Many trees and shrubs do not need to be pruned, unless their growth is out of control or they have diseased, dead or crossing branches.  All such branches should be removed any time of the year, but while dormant it is easier to visualize the crossing or damaged branches.  Cut broken branches back to the closest healthy branch.  Cut diseased branches back to the ground.  Cut crossing branches back to where they no longer cross/touch another branch.  You may have to choose which of the crossing branches is the best one to keep.

Other garden chores to do early

There are several other garden chores you can get done early, as soon as spring fever hits…

  • edging can be done as soon as the ground is thawed enough to get the edger in. The same applies to making your garden larger or changing its shape.
  • perennials can be dug up, divided and/or moved as soon as the ground thaws too.
  • add compost or composted manure around your plants.
  • take cuttings from any shrubs you have pruned.  Dip the end into rooting hormone and put the cutting into a pot of soil.  I make hundreds of new plants this way each year.  They take a few years to reach maturity, but it does work.
  • clean out and disinfect any pots you emptied in the fall that you plan to reuse this season.
  • start annuals or perennial seeds indoors. My granddaughter loves to plant them and watch them grow.
  • clean out and replace bird houses.
  • rake your lawn, hard, but wait until it is no longer soft and soggy.
  • treat your lawn with weed & feed, preemergent crabgrass treatment, or grass seed.  You cannot treat for weeds and spread seed at the same time.  If you treat for weeds now, wait six weeks before adding seed.  Fescue is best in our area, grubs don’t like the roots.
  • powerwash verandas, decks, fences, patios, patio furniture and any other surfaces that get dirty/moldy over the winter.
  • leave the debris in the gardens though, as bees and other beneficial critters are still hiding there.

As new Growth Appears

Some plants, like most varieties of clematis vines, should only be cut back (to 4 inches) when new growth appears.  This happens sometime after the dormant stage and before the last frost date.

After the Last Frost

Some garden chores must wait until the chance of frost is gone.  I rely on the blooming of my forsythia to tell me when it’s time.  Mother Nature is amazing and the forsythias haven’t steered me wrong yet.  Here is a list of garden chores that should wait…

  • pruning climbing roses.  Cut lateral (side shoots emerging from main stem) shoots back to two buds from the main stem.  As above, angle your cuts. As the lateral shoots grow, tuck them into their trellis (or whatever they are growing against) horizontally.  They produce more blooms that way.
  • trim old growth from late bloomers like hibiscus only when new growth appears.  Every year I worry mine did not make it through the winter, then bang, they show up, just as I’m about to give up on them and pull them out.  My advice?  If you think yours has croaked, wait a week.
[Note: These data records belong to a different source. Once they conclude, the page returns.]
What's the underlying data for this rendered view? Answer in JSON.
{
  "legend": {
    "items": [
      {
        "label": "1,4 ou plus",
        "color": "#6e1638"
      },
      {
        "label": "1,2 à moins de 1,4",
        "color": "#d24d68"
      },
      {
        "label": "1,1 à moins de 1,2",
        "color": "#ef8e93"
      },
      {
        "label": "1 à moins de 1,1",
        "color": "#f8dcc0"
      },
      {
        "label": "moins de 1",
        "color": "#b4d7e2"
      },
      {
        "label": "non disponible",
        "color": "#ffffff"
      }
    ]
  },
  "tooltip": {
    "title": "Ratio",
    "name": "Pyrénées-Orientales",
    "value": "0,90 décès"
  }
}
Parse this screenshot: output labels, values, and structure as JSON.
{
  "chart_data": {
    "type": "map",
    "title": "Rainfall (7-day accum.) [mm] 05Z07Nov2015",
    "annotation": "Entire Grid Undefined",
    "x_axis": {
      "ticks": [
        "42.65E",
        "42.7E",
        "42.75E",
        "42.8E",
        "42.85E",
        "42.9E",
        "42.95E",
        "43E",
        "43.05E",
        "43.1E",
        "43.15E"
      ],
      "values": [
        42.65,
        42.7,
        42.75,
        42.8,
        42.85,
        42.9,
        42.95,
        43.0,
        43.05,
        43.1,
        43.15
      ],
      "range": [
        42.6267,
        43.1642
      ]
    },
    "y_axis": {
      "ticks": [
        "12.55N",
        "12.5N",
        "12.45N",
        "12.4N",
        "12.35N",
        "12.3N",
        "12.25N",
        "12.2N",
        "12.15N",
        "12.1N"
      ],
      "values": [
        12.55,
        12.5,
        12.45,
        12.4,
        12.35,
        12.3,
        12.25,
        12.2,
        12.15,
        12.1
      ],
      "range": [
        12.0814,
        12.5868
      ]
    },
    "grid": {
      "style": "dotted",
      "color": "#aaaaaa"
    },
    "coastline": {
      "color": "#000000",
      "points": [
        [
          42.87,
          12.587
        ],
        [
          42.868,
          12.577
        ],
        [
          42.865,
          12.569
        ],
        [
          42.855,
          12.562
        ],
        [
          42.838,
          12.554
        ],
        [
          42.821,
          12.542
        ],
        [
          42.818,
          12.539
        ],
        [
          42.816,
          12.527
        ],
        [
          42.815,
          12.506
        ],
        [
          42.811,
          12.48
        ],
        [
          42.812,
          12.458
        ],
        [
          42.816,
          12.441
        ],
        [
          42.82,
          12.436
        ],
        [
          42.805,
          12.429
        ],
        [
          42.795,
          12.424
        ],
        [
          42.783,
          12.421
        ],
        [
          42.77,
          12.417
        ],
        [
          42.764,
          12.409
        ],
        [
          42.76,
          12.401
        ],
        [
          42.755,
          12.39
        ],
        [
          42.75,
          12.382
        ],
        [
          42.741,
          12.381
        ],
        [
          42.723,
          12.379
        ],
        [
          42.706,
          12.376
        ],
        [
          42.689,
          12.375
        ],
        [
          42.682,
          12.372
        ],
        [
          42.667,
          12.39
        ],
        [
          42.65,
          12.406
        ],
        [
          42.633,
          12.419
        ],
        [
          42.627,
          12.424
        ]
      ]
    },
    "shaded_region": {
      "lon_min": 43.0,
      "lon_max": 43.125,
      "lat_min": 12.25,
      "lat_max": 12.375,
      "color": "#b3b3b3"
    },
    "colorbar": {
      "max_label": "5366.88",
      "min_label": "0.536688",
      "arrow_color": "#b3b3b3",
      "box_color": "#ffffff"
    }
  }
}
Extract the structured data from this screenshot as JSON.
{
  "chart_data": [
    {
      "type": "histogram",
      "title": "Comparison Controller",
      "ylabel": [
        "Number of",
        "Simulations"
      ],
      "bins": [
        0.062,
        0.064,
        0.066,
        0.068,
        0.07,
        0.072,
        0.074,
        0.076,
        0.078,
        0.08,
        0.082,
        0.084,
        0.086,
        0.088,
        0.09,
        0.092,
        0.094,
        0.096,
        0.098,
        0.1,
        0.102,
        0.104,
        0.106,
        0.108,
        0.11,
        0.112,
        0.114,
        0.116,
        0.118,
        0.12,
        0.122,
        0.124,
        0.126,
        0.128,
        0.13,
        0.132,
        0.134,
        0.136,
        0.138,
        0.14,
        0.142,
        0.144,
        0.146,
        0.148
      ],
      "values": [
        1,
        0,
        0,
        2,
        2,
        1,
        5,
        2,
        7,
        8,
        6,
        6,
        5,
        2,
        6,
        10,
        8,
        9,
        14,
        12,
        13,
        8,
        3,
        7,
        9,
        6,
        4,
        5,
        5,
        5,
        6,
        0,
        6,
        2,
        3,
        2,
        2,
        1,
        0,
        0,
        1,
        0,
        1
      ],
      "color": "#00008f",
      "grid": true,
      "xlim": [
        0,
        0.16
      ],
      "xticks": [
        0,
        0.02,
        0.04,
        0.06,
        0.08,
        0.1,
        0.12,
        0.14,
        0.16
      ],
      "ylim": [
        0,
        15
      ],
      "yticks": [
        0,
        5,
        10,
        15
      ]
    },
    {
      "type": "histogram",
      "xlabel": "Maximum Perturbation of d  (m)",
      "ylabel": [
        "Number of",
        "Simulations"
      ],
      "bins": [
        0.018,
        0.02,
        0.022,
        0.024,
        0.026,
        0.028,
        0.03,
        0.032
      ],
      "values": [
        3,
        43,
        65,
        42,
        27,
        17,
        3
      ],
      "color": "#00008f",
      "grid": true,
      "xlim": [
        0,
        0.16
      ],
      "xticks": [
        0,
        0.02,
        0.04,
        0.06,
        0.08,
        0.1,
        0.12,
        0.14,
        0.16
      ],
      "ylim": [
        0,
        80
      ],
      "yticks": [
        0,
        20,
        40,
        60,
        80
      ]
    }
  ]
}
So, if spring fever has hit you (as it has me) get out into your yard and garden to get a start on things.  Take advantage of the social distancing restrictions to give your gardens some extra TLC!  Later in the season, when we are able to entertain friend and family again, you will be happy you spent the time now.

Just don’t forget to do your stretches first!  Your muscles will thank you.